Radek is a software engineer at Kano, a London-based startup. Contributing to our Beginners to Open Source series early in 2015, he wrote A developer's guide to getting into open source. He contributed to our LinuxCon North America series with Teaching DevOps and open source to a new generation, to our LISA15 series with Why your manager loves technical debt (and what to do about it), and he wrote Navigating a sea of frontend frameworks for our All Things Open 2015 series .

Hugo Silva

Hugo is a researcher at the Instituto de Telecomunicações in Lisboa, Portugal and is a co-founder of PLUX for medical devices. In 2015, he contributed to the Open Hardware Connection community column for Opensource.com, beginning with The future of devices for health is not wearables. Hugo also contributed to our Open Hardware series with How to build a DIY heart and activity tracking device and 5 human-powered open hardware projects.

Al Sweigart

Al is a software developer and tech book author in San Francisco. He began writing for Opensource.com last year with Practical Python programming for non-engineers. He also contributed 6 tips for teaching kids to code, 6 time-consuming tasks you can automate with code, APIs, not apps: What the future will be like when everyone can code, and I am already a zygote. Is it too late for me to learn to program? (which includes a poll for readers).

Stephen Walli

Stephen is a technical executive, founder, consultant, writer, systems developer, software construction geek, and standards diplomat.
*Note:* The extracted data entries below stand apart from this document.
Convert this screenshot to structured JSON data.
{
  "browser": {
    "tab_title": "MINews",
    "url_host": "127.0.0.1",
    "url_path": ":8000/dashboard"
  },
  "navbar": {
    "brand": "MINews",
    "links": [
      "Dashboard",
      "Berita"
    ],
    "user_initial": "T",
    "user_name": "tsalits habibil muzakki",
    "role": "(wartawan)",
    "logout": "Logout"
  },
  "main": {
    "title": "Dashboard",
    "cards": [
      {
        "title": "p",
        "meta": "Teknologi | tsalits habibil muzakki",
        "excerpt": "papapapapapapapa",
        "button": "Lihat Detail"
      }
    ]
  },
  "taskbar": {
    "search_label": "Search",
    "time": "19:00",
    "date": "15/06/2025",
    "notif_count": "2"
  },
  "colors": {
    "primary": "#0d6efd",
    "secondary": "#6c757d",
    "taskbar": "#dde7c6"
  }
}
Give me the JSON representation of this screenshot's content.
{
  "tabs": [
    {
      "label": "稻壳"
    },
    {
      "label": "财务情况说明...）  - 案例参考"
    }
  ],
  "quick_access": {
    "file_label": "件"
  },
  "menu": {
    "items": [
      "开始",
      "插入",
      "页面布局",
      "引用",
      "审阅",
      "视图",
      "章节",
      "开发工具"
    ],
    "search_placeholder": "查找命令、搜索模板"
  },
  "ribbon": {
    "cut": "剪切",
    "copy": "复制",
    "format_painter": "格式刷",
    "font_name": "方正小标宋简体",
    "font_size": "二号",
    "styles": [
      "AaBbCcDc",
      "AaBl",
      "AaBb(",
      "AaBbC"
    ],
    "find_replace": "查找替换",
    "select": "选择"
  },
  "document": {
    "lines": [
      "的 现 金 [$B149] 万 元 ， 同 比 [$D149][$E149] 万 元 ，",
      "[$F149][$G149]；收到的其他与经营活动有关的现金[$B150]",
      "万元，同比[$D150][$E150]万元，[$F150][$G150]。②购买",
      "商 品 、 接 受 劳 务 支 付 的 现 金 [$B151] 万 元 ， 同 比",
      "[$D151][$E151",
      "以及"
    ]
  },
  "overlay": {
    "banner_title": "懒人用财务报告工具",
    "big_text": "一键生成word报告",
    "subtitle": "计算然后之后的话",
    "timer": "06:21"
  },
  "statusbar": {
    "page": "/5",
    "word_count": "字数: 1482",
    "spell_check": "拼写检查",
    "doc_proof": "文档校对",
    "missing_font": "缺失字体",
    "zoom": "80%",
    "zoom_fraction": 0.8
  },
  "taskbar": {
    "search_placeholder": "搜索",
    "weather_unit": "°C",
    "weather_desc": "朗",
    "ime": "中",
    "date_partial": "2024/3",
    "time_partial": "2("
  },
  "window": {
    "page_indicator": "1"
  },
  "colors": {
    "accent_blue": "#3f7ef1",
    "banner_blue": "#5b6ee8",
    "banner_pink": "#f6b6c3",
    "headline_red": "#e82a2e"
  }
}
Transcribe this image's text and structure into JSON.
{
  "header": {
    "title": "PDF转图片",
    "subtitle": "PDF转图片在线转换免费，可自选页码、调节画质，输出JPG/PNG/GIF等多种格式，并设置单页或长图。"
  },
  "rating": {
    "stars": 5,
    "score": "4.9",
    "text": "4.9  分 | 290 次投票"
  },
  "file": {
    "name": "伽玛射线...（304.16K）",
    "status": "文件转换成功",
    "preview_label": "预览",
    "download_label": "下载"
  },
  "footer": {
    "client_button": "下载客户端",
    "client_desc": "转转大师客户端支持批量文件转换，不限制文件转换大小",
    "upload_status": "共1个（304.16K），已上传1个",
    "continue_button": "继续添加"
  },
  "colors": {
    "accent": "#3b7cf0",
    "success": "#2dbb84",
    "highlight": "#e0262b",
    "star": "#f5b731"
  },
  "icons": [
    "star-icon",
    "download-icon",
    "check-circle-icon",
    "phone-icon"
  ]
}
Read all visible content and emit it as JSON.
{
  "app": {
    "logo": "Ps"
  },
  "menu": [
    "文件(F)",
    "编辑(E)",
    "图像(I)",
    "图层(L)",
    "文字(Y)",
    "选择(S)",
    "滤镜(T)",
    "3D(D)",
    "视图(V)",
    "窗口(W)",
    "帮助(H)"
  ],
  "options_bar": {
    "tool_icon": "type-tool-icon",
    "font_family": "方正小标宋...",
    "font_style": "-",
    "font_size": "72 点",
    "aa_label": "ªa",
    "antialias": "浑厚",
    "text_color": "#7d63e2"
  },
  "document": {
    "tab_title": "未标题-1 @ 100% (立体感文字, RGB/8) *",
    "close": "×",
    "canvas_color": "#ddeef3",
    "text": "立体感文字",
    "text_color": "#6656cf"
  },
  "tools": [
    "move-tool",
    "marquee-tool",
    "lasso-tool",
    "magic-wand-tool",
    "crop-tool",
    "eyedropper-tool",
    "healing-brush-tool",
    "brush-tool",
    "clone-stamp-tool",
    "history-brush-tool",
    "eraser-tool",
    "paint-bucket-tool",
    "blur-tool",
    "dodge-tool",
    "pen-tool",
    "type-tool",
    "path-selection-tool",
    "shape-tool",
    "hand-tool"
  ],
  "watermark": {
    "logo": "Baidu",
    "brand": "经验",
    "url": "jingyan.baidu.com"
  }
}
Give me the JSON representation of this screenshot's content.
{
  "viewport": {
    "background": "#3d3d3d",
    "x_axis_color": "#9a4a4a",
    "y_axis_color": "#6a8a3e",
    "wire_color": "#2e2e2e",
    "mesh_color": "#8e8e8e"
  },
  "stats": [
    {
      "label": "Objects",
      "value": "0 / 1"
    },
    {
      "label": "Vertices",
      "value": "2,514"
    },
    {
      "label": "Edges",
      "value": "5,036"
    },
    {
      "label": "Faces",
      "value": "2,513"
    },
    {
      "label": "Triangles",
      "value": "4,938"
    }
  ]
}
In 2015, he wrote informational articles on Why OpenStack is different from other open source projects and The Open Container Project and what it means. He also contributed What does an adult look like in an open source community? and If we've won, why are we still explaining open source?. And he shares what he has learned in his more than 20 years of open source project support, foundation participation, and product engineering in Open source for products in four rules (and 10 slides).